Is this the last frontier to truly personalized medicine?
Reprogrammed cells provide patient-specific models for complex diseases. Although a constellation of factors (e.g., genetic background, environmental exposure, infectious history) influences disease onset and progression in complex diseases, cell reprogramming provides a radical new approach to understanding these conditions. By expanding the range of each donor’s genetic background, reprogrammed cells alter the ability to model disease at the cellular level, making it possible to study disease based on the cells that might be involved.
If we could reprogram our cells, we could develop a specific and personalized therapy for each person. But why is this so important? Just as each patient is unique, the same is true for each disease. We are not all healthy or all sick, as our immune system is always working to maintain homeostasis in our regular body functions. Our environment, our food, our water, our beliefs, and our lifestyles have a huge impact on disease and how our immune system fights it. Given this personalized story, cell reprogramming can be an excellent approach to personalized medicine.

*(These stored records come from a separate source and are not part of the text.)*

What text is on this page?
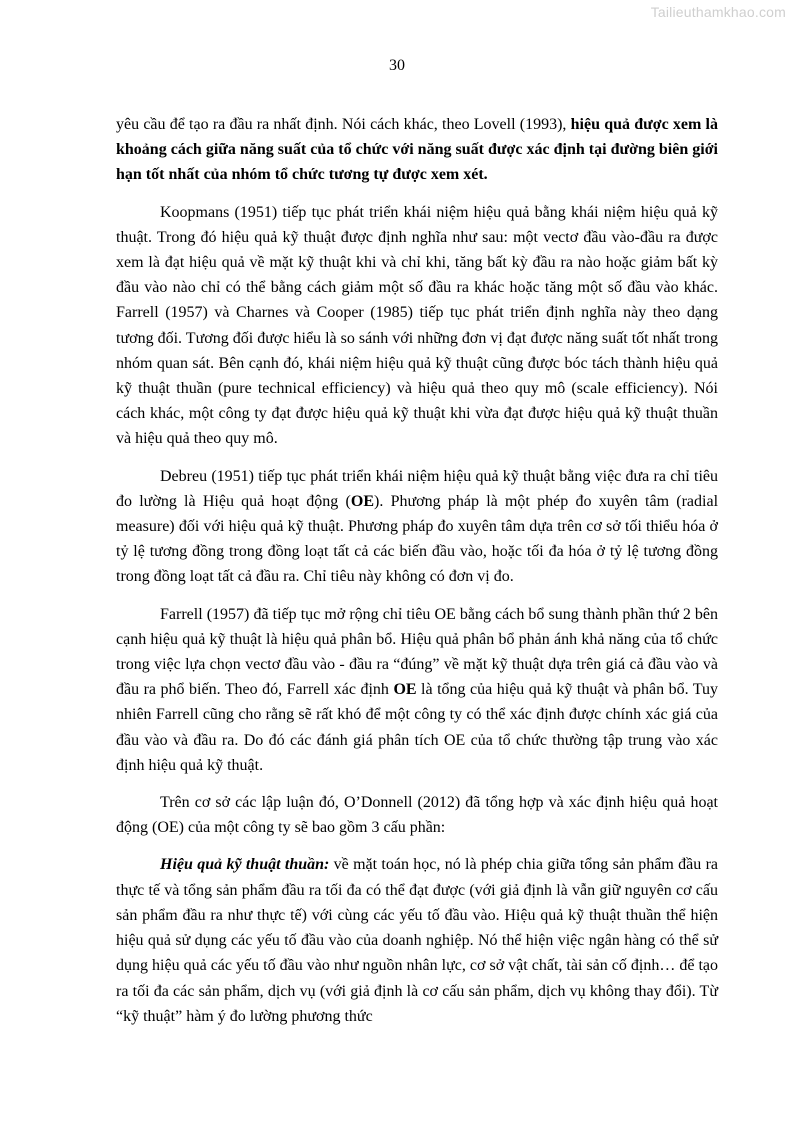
Tailieuthamkhao.com
30

yêu cầu để tạo ra đầu ra nhất định. Nói cách khác, theo Lovell (1993), hiệu quả được xem là khoảng cách giữa năng suất của tổ chức với năng suất được xác định tại đường biên giới hạn tốt nhất của nhóm tổ chức tương tự được xem xét.

Koopmans (1951) tiếp tục phát triển khái niệm hiệu quả bằng khái niệm hiệu quả kỹ thuật. Trong đó hiệu quả kỹ thuật được định nghĩa như sau: một vectơ đầu vào-đầu ra được xem là đạt hiệu quả về mặt kỹ thuật khi và chỉ khi, tăng bất kỳ đầu ra nào hoặc giảm bất kỳ đầu vào nào chỉ có thể bằng cách giảm một số đầu ra khác hoặc tăng một số đầu vào khác. Farrell (1957) và Charnes và Cooper (1985) tiếp tục phát triển định nghĩa này theo dạng tương đối. Tương đối được hiểu là so sánh với những đơn vị đạt được năng suất tốt nhất trong nhóm quan sát. Bên cạnh đó, khái niệm hiệu quả kỹ thuật cũng được bóc tách thành hiệu quả kỹ thuật thuần (pure technical efficiency) và hiệu quả theo quy mô (scale efficiency). Nói cách khác, một công ty đạt được hiệu quả kỹ thuật khi vừa đạt được hiệu quả kỹ thuật thuần và hiệu quả theo quy mô.

Debreu (1951) tiếp tục phát triển khái niệm hiệu quả kỹ thuật bằng việc đưa ra chỉ tiêu đo lường là Hiệu quả hoạt động (OE). Phương pháp là một phép đo xuyên tâm (radial measure) đối với hiệu quả kỹ thuật. Phương pháp đo xuyên tâm dựa trên cơ sở tối thiểu hóa ở tỷ lệ tương đồng trong đồng loạt tất cả các biến đầu vào, hoặc tối đa hóa ở tỷ lệ tương đồng trong đồng loạt tất cả đầu ra. Chỉ tiêu này không có đơn vị đo.

Farrell (1957) đã tiếp tục mở rộng chỉ tiêu OE bằng cách bổ sung thành phần thứ 2 bên cạnh hiệu quả kỹ thuật là hiệu quả phân bổ. Hiệu quả phân bổ phản ánh khả năng của tổ chức trong việc lựa chọn vectơ đầu vào - đầu ra “đúng” về mặt kỹ thuật dựa trên giá cả đầu vào và đầu ra phổ biến. Theo đó, Farrell xác định OE là tổng của hiệu quả kỹ thuật và phân bổ. Tuy nhiên Farrell cũng cho rằng sẽ rất khó để một công ty có thể xác định được chính xác giá của đầu vào và đầu ra. Do đó các đánh giá phân tích OE của tổ chức thường tập trung vào xác định hiệu quả kỹ thuật.

Trên cơ sở các lập luận đó, O’Donnell (2012) đã tổng hợp và xác định hiệu quả hoạt động (OE) của một công ty sẽ bao gồm 3 cấu phần:

Hiệu quả kỹ thuật thuần: về mặt toán học, nó là phép chia giữa tổng sản phẩm đầu ra thực tế và tổng sản phẩm đầu ra tối đa có thể đạt được (với giả định là vẫn giữ nguyên cơ cấu sản phẩm đầu ra như thực tế) với cùng các yếu tố đầu vào. Hiệu quả kỹ thuật thuần thể hiện hiệu quả sử dụng các yếu tố đầu vào của doanh nghiệp. Nó thể hiện việc ngân hàng có thể sử dụng hiệu quả các yếu tố đầu vào như nguồn nhân lực, cơ sở vật chất, tài sản cố định… để tạo ra tối đa các sản phẩm, dịch vụ (với giả định là cơ cấu sản phẩm, dịch vụ không thay đổi). Từ “kỹ thuật” hàm ý đo lường phương thức
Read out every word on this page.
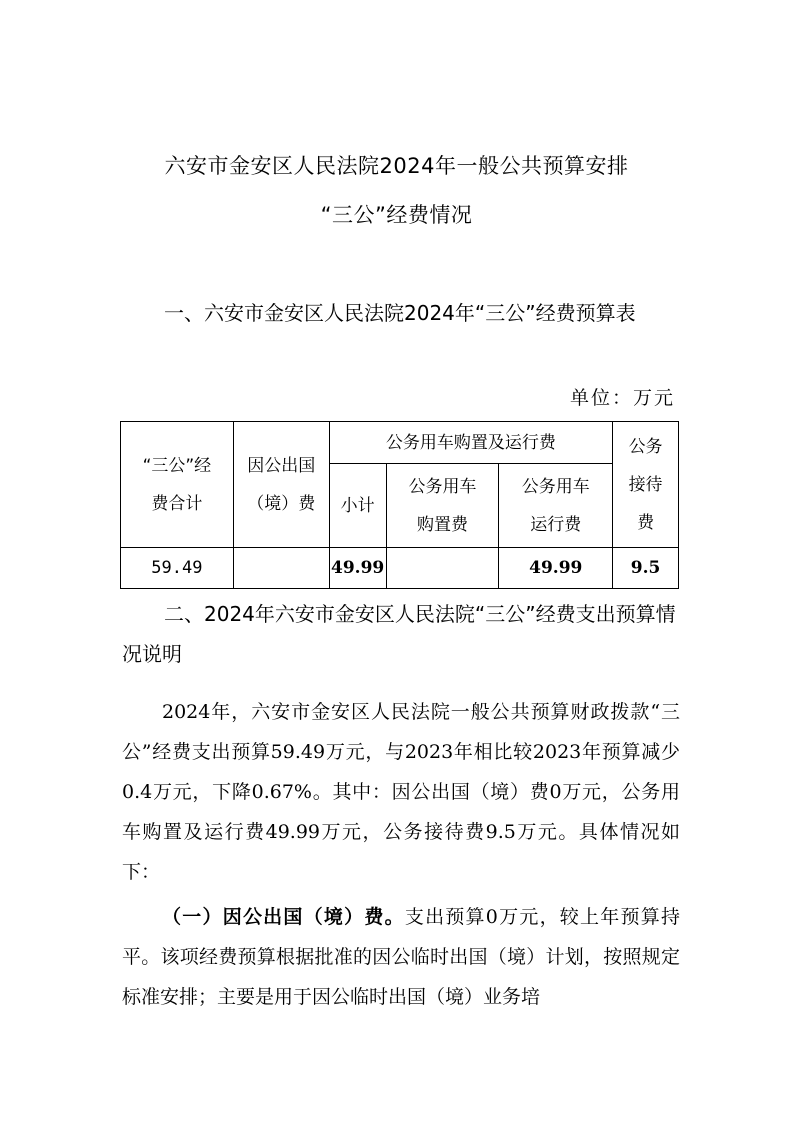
六安市金安区人民法院2024年一般公共预算安排
“三公”经费情况
一、六安市金安区人民法院2024年“三公”经费预算表
单位：万元
“三公”经费合计	因公出国（境）费	公务用车购置及运行费			公务接待费

		小计	公务用车购置费	公务用车运行费	

59.49		49.99		49.99	9.5
二、2024年六安市金安区人民法院“三公”经费支出预算情况说明
2024年，六安市金安区人民法院一般公共预算财政拨款“三公”经费支出预算59.49万元，与2023年相比较2023年预算减少0.4万元，下降0.67%。其中：因公出国（境）费0万元，公务用车购置及运行费49.99万元，公务接待费9.5万元。具体情况如下：
（一）因公出国（境）费。支出预算0万元，较上年预算持平。该项经费预算根据批准的因公临时出国（境）计划，按照规定标准安排；主要是用于因公临时出国（境）业务培
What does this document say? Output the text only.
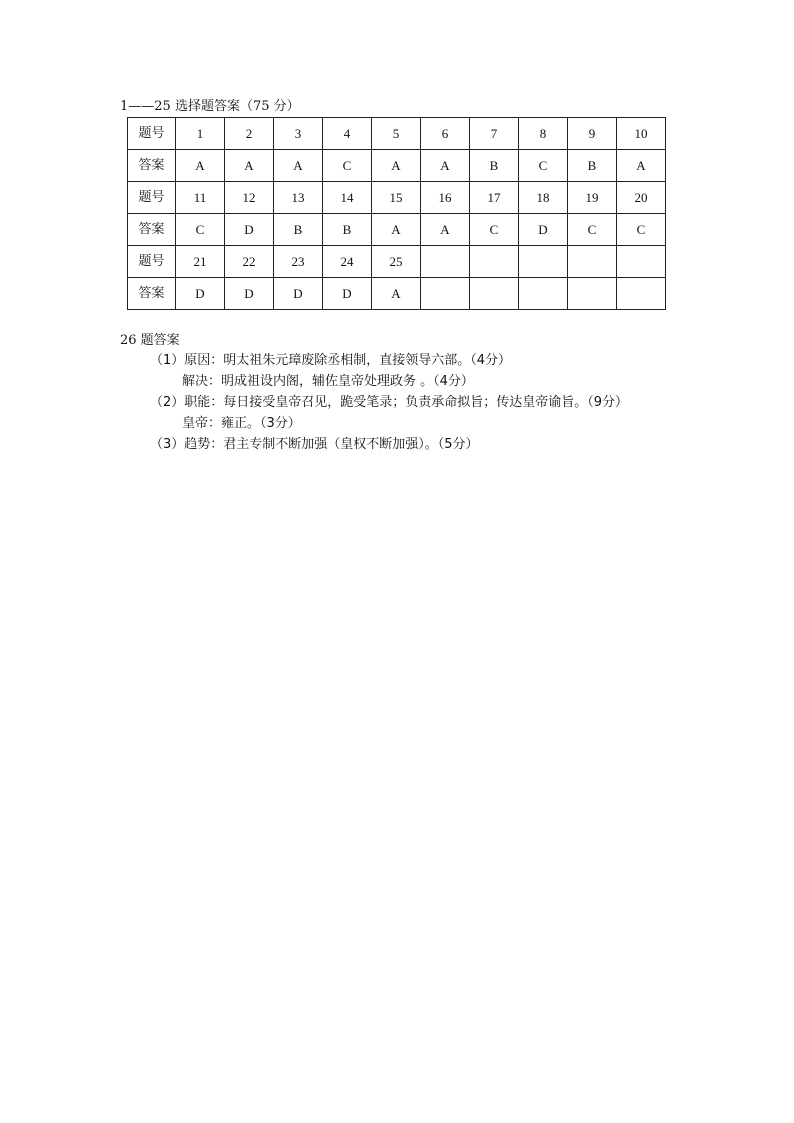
1——25 选择题答案（75 分）
题号	1	2	3	4	5	6	7	8	9	10
答案	A	A	A	C	A	A	B	C	B	A
题号	11	12	13	14	15	16	17	18	19	20
答案	C	D	B	B	A	A	C	D	C	C
题号	21	22	23	24	25					
答案	D	D	D	D	A					
26 题答案
（1）原因：明太祖朱元璋废除丞相制，直接领导六部。（4分）
解决：明成祖设内阁，辅佐皇帝处理政务 。（4分）
（2）职能：每日接受皇帝召见，跪受笔录；负责承命拟旨；传达皇帝谕旨。（9分）
皇帝：雍正。（3分）
（3）趋势：君主专制不断加强（皇权不断加强）。（5分）
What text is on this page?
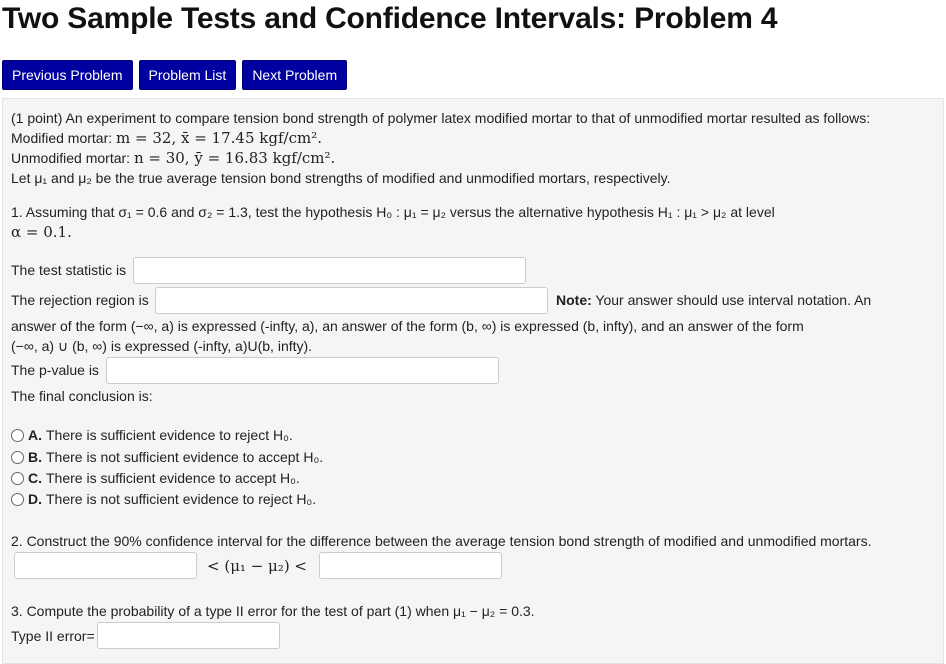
Two Sample Tests and Confidence Intervals: Problem 4
Previous Problem	Problem List	Next Problem
(1 point) An experiment to compare tension bond strength of polymer latex modified mortar to that of unmodified mortar resulted as follows:
Modified mortar: m = 32, x̄ = 17.45 kgf/cm².
Unmodified mortar: n = 30, ȳ = 16.83 kgf/cm².
Let μ₁ and μ₂ be the true average tension bond strengths of modified and unmodified mortars, respectively.
1. Assuming that σ₁ = 0.6 and σ₂ = 1.3, test the hypothesis H₀ : μ₁ = μ₂ versus the alternative hypothesis H₁ : μ₁ > μ₂ at level
α = 0.1.
The test statistic is
The rejection region is	Note: Your answer should use interval notation. An
answer of the form (−∞, a) is expressed (-infty, a), an answer of the form (b, ∞) is expressed (b, infty), and an answer of the form
(−∞, a) ∪ (b, ∞) is expressed (-infty, a)U(b, infty).
The p-value is
The final conclusion is:
A. There is sufficient evidence to reject H₀.
B. There is not sufficient evidence to accept H₀.
C. There is sufficient evidence to accept H₀.
D. There is not sufficient evidence to reject H₀.
2. Construct the 90% confidence interval for the difference between the average tension bond strength of modified and unmodified mortars.
< (μ₁ − μ₂) <
3. Compute the probability of a type II error for the test of part (1) when μ₁ − μ₂ = 0.3.
Type II error=
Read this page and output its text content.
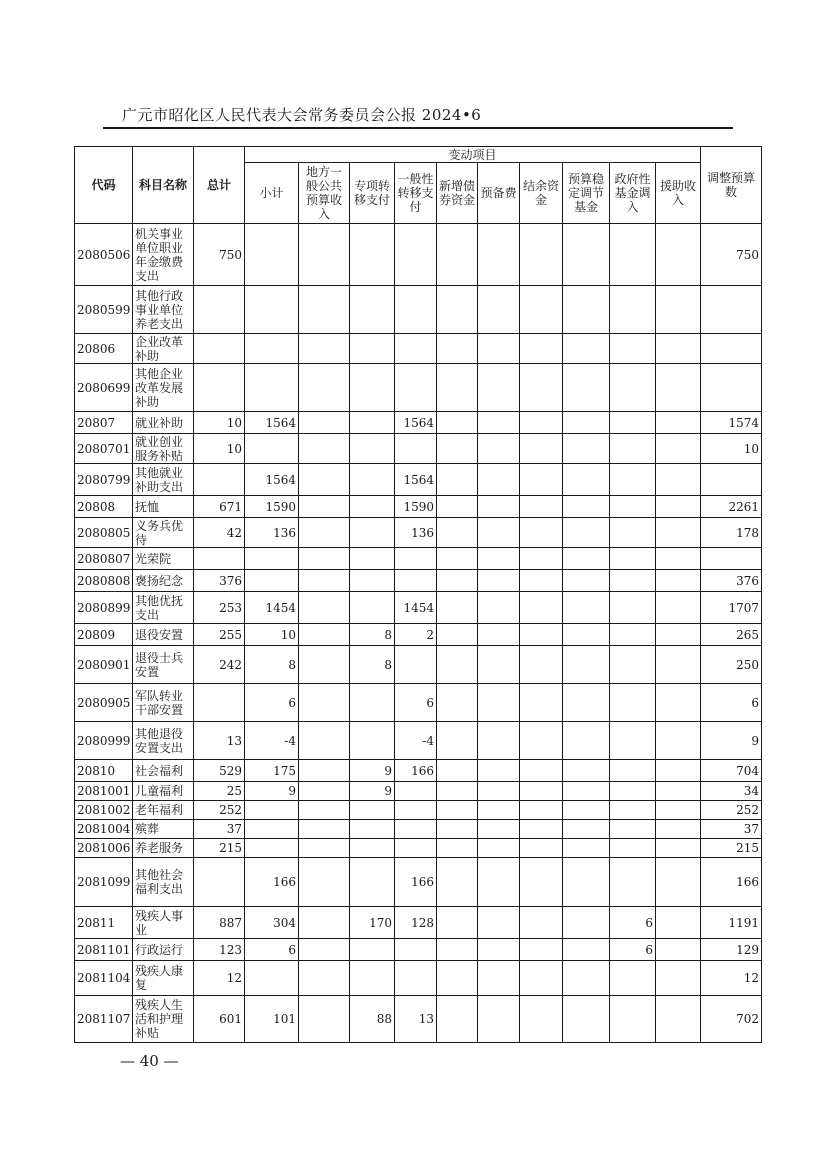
广元市昭化区人民代表大会常务委员会公报 2024•6
代码	科目名称	总计	变动项目										调整预算数
			小计	地方一般公共预算收入	专项转移支付	一般性转移支付	新增债券资金	预备费	结余资金	预算稳定调节基金	政府性基金调入	援助收入	
2080506	机关事业单位职业年金缴费支出	750											750
2080599	其他行政事业单位养老支出												
20806	企业改革补助												
2080699	其他企业改革发展补助												
20807	就业补助	10	1564			1564							1574
2080701	就业创业服务补贴	10											10
2080799	其他就业补助支出		1564			1564							
20808	抚恤	671	1590			1590							2261
2080805	义务兵优待	42	136			136							178
2080807	光荣院												
2080808	褒扬纪念	376											376
2080899	其他优抚支出	253	1454			1454							1707
20809	退役安置	255	10		8	2							265
2080901	退役士兵安置	242	8		8								250
2080905	军队转业干部安置		6			6							6
2080999	其他退役安置支出	13	-4			-4							9
20810	社会福利	529	175		9	166							704
2081001	儿童福利	25	9		9								34
2081002	老年福利	252											252
2081004	殡葬	37											37
2081006	养老服务	215											215
2081099	其他社会福利支出		166			166							166
20811	残疾人事业	887	304		170	128					6		1191
2081101	行政运行	123	6								6		129
2081104	残疾人康复	12											12
2081107	残疾人生活和护理补贴	601	101		88	13							702
— 40 —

What makes cellular reprogramming so important for personalized medicine is that it can be used both as an approach to understanding disease at the cellular level and as a therapy. As a diagnostic technology, it provides unparalleled insights into which cells might be affected in each person. Starting with fibroblasts from patients, we can reprogram them into the cells of interest and perform an individualized analysis. As a therapy, delivering reprogrammed cells to the site of disease can induce a more accurate and protective immune response in the patient. And all this is based on appreciating the individuality of a complex disease like cancer — making cellular reprogramming a therapy that is personalized both for each patient and each disease.